Willingham also liked the idea of the tent, but said the opportunity wasn’t big enough to “make it a better route to market” than selling the patent.
Start-up business lesson: Take care to provide a realistic valuation of your business, a significant overvaluation will lose investor confidence.
Yann Morvan and Richard Lee
Concept: Motion tracking drum kit
Investment sought:£75,000 for 5%
Investment received: None
It started out well for founders of Aerodrums; Yann Morvan and Richard Lee, with the Dragons noticeably impressed by a demonstration of their computer-based air drumming kit.
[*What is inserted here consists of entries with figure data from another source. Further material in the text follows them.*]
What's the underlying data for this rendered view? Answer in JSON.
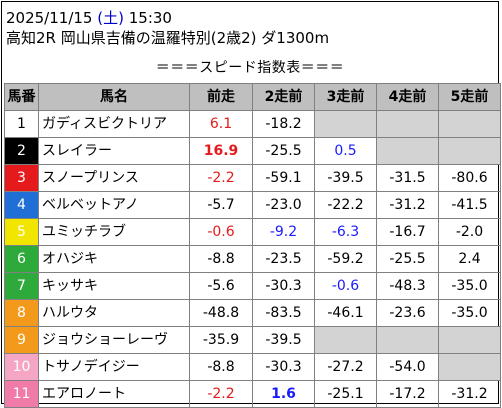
{
  "header": {
    "date": "2025/11/15",
    "day_of_week": "(土)",
    "time": "15:30",
    "race": "高知2R 岡山県吉備の温羅特別(2歳2) ダ1300m"
  },
  "subtitle": "＝＝＝スピード指数表＝＝＝",
  "colors": {
    "header_bg": "#bfbfbf",
    "empty_cell": "#d3d3d3",
    "highlight_red": "#e41a1c",
    "highlight_blue": "#1a1aff"
  },
  "columns": [
    "馬番",
    "馬名",
    "前走",
    "2走前",
    "3走前",
    "4走前",
    "5走前"
  ],
  "rows": [
    {
      "num": "1",
      "bg": "#ffffff",
      "fg": "#000000",
      "name": "ガディスビクトリア",
      "cells": [
        {
          "v": "6.1",
          "s": "red"
        },
        {
          "v": "-18.2",
          "s": ""
        },
        {
          "v": "",
          "s": "empty"
        },
        {
          "v": "",
          "s": "empty"
        },
        {
          "v": "",
          "s": "empty"
        }
      ]
    },
    {
      "num": "2",
      "bg": "#000000",
      "fg": "#ffffff",
      "name": "スレイラー",
      "cells": [
        {
          "v": "16.9",
          "s": "red bold"
        },
        {
          "v": "-25.5",
          "s": ""
        },
        {
          "v": "0.5",
          "s": "blue"
        },
        {
          "v": "",
          "s": "empty"
        },
        {
          "v": "",
          "s": "empty"
        }
      ]
    },
    {
      "num": "3",
      "bg": "#e41a1c",
      "fg": "#ffffff",
      "name": "スノープリンス",
      "cells": [
        {
          "v": "-2.2",
          "s": "red"
        },
        {
          "v": "-59.1",
          "s": ""
        },
        {
          "v": "-39.5",
          "s": ""
        },
        {
          "v": "-31.5",
          "s": ""
        },
        {
          "v": "-80.6",
          "s": ""
        }
      ]
    },
    {
      "num": "4",
      "bg": "#1f6fd6",
      "fg": "#ffffff",
      "name": "ベルベットアノ",
      "cells": [
        {
          "v": "-5.7",
          "s": ""
        },
        {
          "v": "-23.0",
          "s": ""
        },
        {
          "v": "-22.2",
          "s": ""
        },
        {
          "v": "-31.2",
          "s": ""
        },
        {
          "v": "-41.5",
          "s": ""
        }
      ]
    },
    {
      "num": "5",
      "bg": "#f2e600",
      "fg": "#ffffff",
      "name": "ユミッチラブ",
      "cells": [
        {
          "v": "-0.6",
          "s": "red"
        },
        {
          "v": "-9.2",
          "s": "blue"
        },
        {
          "v": "-6.3",
          "s": "blue"
        },
        {
          "v": "-16.7",
          "s": ""
        },
        {
          "v": "-2.0",
          "s": ""
        }
      ]
    },
    {
      "num": "6",
      "bg": "#2eaa3a",
      "fg": "#ffffff",
      "name": "オハジキ",
      "cells": [
        {
          "v": "-8.8",
          "s": ""
        },
        {
          "v": "-23.5",
          "s": ""
        },
        {
          "v": "-59.2",
          "s": ""
        },
        {
          "v": "-25.5",
          "s": ""
        },
        {
          "v": "2.4",
          "s": ""
        }
      ]
    },
    {
      "num": "7",
      "bg": "#2eaa3a",
      "fg": "#ffffff",
      "name": "キッサキ",
      "cells": [
        {
          "v": "-5.6",
          "s": ""
        },
        {
          "v": "-30.3",
          "s": ""
        },
        {
          "v": "-0.6",
          "s": "blue"
        },
        {
          "v": "-48.3",
          "s": ""
        },
        {
          "v": "-35.0",
          "s": ""
        }
      ]
    },
    {
      "num": "8",
      "bg": "#f39a1c",
      "fg": "#ffffff",
      "name": "ハルウタ",
      "cells": [
        {
          "v": "-48.8",
          "s": ""
        },
        {
          "v": "-83.5",
          "s": ""
        },
        {
          "v": "-46.1",
          "s": ""
        },
        {
          "v": "-23.6",
          "s": ""
        },
        {
          "v": "-35.0",
          "s": ""
        }
      ]
    },
    {
      "num": "9",
      "bg": "#f39a1c",
      "fg": "#ffffff",
      "name": "ジョウショーレーヴ",
      "cells": [
        {
          "v": "-35.9",
          "s": ""
        },
        {
          "v": "-39.5",
          "s": ""
        },
        {
          "v": "",
          "s": "empty"
        },
        {
          "v": "",
          "s": "empty"
        },
        {
          "v": "",
          "s": "empty"
        }
      ]
    },
    {
      "num": "10",
      "bg": "#f4a6c4",
      "fg": "#ffffff",
      "name": "トサノデイジー",
      "cells": [
        {
          "v": "-8.8",
          "s": ""
        },
        {
          "v": "-30.3",
          "s": ""
        },
        {
          "v": "-27.2",
          "s": ""
        },
        {
          "v": "-54.0",
          "s": ""
        },
        {
          "v": "",
          "s": "empty"
        }
      ]
    },
    {
      "num": "11",
      "bg": "#f07aa8",
      "fg": "#ffffff",
      "name": "エアロノート",
      "cells": [
        {
          "v": "-2.2",
          "s": "red"
        },
        {
          "v": "1.6",
          "s": "blue bold"
        },
        {
          "v": "-25.1",
          "s": ""
        },
        {
          "v": "-17.2",
          "s": ""
        },
        {
          "v": "-31.2",
          "s": ""
        }
      ]
    }
  ]
}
Using motion tracking technology and a high speed camera, Aerodrums replicates the noises of a drum by following the hand and foot movements of the user. The fully patented kit can be easily carried around, “set up in a few minutes”, and at £129 is significantly cheaper than a regular drum kit.
But for Suleyman it was all a gimmick: “I’m amazed you have the audacity to come here today and say this is worth £1.5m when you’ve turned over £100,000”. He became the first Dragon to opt out of investing.
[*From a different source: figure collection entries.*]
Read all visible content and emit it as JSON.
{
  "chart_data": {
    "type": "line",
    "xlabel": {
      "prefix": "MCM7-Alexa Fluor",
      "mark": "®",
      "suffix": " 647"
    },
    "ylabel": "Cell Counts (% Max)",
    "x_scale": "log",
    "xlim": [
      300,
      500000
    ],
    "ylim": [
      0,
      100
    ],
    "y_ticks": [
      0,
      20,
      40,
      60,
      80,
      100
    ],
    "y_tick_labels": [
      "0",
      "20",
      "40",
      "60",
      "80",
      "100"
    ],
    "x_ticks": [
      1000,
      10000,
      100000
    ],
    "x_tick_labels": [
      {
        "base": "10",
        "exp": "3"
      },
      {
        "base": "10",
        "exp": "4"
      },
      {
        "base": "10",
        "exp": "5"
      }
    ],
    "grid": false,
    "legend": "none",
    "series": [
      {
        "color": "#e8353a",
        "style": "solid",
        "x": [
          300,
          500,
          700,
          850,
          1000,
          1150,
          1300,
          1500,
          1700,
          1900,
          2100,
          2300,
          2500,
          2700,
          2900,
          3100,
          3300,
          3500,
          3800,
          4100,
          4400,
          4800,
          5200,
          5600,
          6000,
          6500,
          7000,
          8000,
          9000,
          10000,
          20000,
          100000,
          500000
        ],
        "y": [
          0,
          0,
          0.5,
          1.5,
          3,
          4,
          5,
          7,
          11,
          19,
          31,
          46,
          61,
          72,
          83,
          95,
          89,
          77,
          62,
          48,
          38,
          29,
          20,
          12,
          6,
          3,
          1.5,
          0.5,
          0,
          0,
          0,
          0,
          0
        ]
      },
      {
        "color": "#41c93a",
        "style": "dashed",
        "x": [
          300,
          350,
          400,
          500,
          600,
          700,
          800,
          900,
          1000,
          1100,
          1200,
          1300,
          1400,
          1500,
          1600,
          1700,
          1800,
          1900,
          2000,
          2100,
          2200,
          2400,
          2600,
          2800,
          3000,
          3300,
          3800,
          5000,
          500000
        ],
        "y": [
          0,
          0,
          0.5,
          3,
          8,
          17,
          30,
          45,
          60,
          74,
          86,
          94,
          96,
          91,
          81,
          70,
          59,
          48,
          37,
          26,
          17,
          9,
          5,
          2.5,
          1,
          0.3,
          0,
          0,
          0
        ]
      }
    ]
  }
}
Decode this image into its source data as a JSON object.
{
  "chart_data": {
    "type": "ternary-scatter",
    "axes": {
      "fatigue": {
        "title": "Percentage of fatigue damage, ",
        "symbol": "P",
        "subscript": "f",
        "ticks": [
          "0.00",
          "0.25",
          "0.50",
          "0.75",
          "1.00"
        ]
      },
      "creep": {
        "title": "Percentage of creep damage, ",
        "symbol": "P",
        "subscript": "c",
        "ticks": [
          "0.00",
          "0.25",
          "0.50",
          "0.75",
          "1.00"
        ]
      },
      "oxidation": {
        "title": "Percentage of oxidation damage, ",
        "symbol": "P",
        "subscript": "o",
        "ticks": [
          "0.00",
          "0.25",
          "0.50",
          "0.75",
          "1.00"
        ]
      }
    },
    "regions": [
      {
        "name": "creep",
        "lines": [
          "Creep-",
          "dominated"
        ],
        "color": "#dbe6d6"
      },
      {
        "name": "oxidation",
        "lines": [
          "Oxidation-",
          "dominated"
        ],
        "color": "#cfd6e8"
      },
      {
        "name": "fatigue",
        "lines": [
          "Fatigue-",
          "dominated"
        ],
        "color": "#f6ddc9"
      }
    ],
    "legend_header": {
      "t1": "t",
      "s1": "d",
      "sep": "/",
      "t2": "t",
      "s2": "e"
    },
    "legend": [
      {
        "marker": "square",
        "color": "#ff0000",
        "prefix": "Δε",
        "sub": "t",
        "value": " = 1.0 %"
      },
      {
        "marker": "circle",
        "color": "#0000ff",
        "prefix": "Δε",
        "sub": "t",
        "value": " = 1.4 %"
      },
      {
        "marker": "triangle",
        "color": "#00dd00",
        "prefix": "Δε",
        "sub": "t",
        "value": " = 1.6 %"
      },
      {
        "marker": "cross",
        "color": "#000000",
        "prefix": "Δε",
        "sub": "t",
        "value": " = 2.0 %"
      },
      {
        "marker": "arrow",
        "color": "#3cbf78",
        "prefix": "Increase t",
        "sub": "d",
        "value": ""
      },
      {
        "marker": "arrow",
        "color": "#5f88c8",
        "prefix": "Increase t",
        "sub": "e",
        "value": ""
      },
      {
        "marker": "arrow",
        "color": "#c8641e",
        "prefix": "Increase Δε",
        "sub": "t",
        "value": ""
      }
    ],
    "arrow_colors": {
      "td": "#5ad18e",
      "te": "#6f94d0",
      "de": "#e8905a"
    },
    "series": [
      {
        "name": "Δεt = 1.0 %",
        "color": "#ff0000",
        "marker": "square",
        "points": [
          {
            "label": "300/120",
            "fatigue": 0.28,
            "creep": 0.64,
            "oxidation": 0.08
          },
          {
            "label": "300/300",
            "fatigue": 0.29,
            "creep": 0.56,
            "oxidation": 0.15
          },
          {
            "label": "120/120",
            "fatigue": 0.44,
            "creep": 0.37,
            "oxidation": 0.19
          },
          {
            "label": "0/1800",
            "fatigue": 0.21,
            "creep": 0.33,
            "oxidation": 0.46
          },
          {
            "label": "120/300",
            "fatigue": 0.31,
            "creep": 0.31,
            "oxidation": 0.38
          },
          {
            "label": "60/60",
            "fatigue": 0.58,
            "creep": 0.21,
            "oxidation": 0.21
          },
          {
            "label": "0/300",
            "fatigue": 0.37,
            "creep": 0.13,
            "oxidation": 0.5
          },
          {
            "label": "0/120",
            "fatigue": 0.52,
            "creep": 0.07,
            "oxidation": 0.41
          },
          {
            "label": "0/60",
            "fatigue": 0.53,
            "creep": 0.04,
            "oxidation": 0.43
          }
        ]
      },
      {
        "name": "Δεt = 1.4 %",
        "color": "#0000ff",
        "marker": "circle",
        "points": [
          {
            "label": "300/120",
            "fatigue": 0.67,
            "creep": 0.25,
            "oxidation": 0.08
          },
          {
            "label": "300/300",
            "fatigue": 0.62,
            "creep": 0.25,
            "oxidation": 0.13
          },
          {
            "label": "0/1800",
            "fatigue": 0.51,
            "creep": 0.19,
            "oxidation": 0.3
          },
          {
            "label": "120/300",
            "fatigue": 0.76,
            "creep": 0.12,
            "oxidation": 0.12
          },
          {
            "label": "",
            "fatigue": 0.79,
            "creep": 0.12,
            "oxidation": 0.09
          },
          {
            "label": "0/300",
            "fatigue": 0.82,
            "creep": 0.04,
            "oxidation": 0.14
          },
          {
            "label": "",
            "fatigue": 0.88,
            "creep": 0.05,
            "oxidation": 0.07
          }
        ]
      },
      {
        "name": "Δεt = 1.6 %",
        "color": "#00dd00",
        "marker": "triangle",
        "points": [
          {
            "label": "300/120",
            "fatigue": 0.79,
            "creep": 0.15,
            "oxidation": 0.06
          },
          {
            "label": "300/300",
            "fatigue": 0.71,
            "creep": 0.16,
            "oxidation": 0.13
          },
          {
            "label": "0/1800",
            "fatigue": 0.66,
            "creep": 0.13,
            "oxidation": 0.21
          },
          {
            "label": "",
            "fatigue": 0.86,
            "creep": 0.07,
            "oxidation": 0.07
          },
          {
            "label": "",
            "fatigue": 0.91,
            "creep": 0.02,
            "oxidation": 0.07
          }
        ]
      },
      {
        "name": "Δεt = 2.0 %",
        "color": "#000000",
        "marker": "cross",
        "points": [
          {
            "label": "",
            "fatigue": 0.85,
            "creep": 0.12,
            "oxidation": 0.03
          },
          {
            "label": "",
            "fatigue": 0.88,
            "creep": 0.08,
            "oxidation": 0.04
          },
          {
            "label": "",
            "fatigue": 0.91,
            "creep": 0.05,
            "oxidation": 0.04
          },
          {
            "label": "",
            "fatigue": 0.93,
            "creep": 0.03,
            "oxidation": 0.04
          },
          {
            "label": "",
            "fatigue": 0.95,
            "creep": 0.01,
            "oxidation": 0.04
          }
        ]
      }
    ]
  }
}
Jones was more interested to find out how the duo could “get a deal away with a mainstream player”. After they pointed out the mass potential of the product within the videogame market, the Dragon made them an offer of all the money for 20%.
Willingham said the duo had created something that “almost looks like magic”, but decided that she wasn’t the right Dragon for the business.
After they were unable to provide an estimate for the number of drum players in the UK, Meaden admitted that she wasn’t convinced by the size of the market: “I genuinely have absolutely no idea. There’s a gaping hole that I’m really sorry you guys didn’t fill for me. I won’t be investing, I’m out”.
Jenkins revealed that he’d done “quite a bit of analysis of the market” as he’d recently started a music education software business. He thought they had an “incomplete management team and an incomplete set of skills”, but made them an offer of £37,500 for 20% of the business.
The duo then attempted to negotiate with Jones and Jenkins by asking them to half their offers to 10% each, but the Dragons were only prepared to go down to 15%. For Morvan and Lee it was too much of an increase on their initial offer of 5% equity and they rejected the deal.
“I think this is something you’re going to live to regret”, concluded a disappointed Jones.
Start-up business lesson: Being able to provide an up to date and reasonable estimate for the size of the potential market will help convince investors that your business is worth investing in. The Aerodrum founders’ decision to leave the Den empty-handed also serves as a lesson in shareholding and equity; you need to feel comfortable with the amount of equity you’re giving away.